Chatted with Robyn King a few days ago about ground leases relating to financing issues and how some SBA lenders look at this issue. This is what she had to say about this issue:
"One area of expertise I have is doing franchise lending utilizing ground leases. There are no more moving parts than in a transaction like this. For those that are not aware of ground leasing, it is a type of transaction that occurs when a land owner wants to retain ownership of the land and lease the property to a business owner. The business owner will be constructing a building on the property for a specified period of time. It may be thirty to forty years or longer. Many lenders will not like to participate in a transaction like this, because the collateral is poor. It is essentially a constructed building with no land.
Most borrowers would prefer to own the land but have to get involved in this type of transaction when land prices have soared or land is scarce. When you find yourself in this situation, you need to negotiate well. If it is a franchise transaction, you will have a franchisor to deal with, a land owner, a banker, an equipment vendor, a title company, an appraiser, several attorneys and a host of back office personnel so you need to understand each player's plight and how to handle them.

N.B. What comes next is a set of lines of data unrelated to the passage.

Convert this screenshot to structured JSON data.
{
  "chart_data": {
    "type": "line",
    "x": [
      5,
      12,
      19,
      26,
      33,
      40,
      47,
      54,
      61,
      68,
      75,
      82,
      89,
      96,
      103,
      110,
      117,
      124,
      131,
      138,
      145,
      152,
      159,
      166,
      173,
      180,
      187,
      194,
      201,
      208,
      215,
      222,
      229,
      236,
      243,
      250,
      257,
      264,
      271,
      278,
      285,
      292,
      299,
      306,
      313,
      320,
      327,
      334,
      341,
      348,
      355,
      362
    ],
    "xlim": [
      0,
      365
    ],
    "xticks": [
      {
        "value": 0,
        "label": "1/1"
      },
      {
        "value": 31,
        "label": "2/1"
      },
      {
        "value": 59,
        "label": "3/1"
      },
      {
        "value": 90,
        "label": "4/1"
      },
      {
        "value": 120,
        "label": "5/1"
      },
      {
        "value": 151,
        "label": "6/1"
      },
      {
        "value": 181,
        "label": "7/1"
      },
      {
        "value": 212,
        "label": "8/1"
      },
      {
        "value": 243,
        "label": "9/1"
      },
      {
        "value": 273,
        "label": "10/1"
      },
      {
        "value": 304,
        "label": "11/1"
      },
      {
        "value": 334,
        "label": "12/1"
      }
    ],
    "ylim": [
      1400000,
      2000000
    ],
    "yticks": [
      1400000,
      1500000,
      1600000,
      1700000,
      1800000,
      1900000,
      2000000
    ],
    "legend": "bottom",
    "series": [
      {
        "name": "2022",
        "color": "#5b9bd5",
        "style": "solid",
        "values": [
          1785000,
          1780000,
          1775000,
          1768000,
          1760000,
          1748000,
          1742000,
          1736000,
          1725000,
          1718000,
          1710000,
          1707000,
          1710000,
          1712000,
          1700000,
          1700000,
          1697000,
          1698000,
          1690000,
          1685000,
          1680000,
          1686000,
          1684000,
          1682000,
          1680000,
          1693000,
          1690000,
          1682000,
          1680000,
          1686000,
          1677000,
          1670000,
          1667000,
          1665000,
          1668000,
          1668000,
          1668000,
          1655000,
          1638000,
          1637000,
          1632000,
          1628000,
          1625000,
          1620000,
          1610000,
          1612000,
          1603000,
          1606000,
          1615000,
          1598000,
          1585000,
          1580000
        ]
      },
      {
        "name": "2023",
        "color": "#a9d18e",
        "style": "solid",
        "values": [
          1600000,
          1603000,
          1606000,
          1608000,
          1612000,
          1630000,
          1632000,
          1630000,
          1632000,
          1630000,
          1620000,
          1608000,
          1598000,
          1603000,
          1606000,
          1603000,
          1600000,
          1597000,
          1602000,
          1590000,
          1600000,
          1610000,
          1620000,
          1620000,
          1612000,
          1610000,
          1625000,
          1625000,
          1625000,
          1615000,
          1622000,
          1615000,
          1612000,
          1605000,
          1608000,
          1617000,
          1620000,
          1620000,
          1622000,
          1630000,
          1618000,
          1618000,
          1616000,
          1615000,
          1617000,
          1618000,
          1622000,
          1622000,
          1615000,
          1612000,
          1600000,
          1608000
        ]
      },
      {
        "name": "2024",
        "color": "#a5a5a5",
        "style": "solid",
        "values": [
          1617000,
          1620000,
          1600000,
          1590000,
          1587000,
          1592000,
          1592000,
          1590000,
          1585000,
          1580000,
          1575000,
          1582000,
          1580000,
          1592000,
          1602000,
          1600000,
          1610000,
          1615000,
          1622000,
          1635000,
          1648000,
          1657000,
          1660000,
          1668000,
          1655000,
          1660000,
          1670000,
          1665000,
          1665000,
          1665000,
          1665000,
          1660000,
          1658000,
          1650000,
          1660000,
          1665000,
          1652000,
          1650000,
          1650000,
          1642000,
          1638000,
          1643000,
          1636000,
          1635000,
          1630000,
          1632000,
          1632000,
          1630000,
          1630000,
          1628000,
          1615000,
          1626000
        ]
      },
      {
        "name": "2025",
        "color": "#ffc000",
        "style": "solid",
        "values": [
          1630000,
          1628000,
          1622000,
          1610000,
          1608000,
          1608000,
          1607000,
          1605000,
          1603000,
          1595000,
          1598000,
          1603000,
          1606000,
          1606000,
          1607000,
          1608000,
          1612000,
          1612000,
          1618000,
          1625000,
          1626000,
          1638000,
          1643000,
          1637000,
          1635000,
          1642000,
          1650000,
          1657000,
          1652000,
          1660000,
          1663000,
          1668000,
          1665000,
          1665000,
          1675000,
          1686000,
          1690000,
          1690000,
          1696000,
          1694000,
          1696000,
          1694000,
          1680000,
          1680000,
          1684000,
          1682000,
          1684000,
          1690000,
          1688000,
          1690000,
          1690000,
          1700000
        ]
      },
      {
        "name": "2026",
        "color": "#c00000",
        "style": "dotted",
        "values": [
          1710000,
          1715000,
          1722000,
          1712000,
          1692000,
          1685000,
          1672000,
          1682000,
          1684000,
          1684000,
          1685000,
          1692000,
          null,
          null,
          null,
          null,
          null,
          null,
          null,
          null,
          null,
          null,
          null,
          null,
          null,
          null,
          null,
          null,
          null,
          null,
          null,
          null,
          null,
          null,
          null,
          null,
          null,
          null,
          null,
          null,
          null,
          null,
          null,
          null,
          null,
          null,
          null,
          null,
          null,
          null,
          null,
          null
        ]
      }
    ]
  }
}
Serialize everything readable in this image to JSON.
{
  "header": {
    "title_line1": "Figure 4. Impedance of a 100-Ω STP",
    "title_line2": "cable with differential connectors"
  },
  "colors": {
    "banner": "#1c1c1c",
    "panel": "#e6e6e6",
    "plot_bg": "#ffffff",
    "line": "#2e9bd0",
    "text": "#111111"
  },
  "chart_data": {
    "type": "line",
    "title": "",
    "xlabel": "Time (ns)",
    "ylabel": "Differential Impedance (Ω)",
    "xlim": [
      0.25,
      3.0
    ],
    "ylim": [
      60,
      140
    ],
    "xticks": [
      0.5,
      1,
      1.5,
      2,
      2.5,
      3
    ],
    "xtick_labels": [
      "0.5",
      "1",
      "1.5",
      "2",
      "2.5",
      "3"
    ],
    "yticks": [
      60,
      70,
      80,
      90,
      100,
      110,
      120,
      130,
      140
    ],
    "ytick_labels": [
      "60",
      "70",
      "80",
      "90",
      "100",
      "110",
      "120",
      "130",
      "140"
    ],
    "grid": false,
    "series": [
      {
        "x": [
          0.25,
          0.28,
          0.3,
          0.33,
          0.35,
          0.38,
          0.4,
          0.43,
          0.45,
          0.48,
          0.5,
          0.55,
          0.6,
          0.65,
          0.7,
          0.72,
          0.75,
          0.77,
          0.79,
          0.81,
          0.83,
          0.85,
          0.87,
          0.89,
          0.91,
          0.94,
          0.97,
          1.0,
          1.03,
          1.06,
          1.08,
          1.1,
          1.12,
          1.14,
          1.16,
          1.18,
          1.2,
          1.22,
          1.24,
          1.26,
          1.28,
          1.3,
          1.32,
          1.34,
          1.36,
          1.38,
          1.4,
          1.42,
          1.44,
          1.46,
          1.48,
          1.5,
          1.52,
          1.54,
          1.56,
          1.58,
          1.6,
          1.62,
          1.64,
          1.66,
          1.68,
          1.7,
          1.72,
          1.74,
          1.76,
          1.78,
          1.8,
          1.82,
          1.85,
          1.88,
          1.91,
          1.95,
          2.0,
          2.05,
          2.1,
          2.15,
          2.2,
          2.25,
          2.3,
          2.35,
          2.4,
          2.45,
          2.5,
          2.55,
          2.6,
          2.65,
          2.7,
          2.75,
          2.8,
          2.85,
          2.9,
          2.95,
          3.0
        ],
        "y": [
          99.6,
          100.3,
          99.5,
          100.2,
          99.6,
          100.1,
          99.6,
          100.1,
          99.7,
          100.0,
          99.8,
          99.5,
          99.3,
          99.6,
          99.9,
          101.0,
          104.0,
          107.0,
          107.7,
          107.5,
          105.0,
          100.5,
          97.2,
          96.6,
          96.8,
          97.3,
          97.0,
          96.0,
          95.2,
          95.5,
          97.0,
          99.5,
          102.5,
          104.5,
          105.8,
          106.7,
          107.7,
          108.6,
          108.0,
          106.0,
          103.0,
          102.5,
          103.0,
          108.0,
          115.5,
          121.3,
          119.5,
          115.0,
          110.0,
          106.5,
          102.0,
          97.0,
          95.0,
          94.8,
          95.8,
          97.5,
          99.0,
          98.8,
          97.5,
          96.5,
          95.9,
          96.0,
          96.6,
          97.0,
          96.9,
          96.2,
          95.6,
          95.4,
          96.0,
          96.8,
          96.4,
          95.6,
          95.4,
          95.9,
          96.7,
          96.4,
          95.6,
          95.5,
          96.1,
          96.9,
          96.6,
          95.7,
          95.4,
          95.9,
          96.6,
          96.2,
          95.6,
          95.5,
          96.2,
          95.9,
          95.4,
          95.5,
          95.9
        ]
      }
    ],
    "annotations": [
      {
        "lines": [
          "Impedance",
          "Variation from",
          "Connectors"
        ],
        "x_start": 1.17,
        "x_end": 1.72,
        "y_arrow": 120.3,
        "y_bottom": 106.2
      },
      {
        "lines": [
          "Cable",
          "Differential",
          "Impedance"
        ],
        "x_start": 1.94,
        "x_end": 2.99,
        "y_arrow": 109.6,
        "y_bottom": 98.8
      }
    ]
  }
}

After you find an experienced lender who understands what you are doing, you will need to put both parties (the lender's legal counsel and the landlord's legal counsel together before you proceed with the construction and the funding. Many borrowers do this at the end of the game only to find out that there are insurmountable problems that will cause the deal to faulter. Always get in writing what each party is willing to do, so you won't be left empty handed at the end of the deal. You will need to know what a leasehold estate is and how it effect the land owner's property. Remember anything can be accomplished but you need to know how to approach the situation."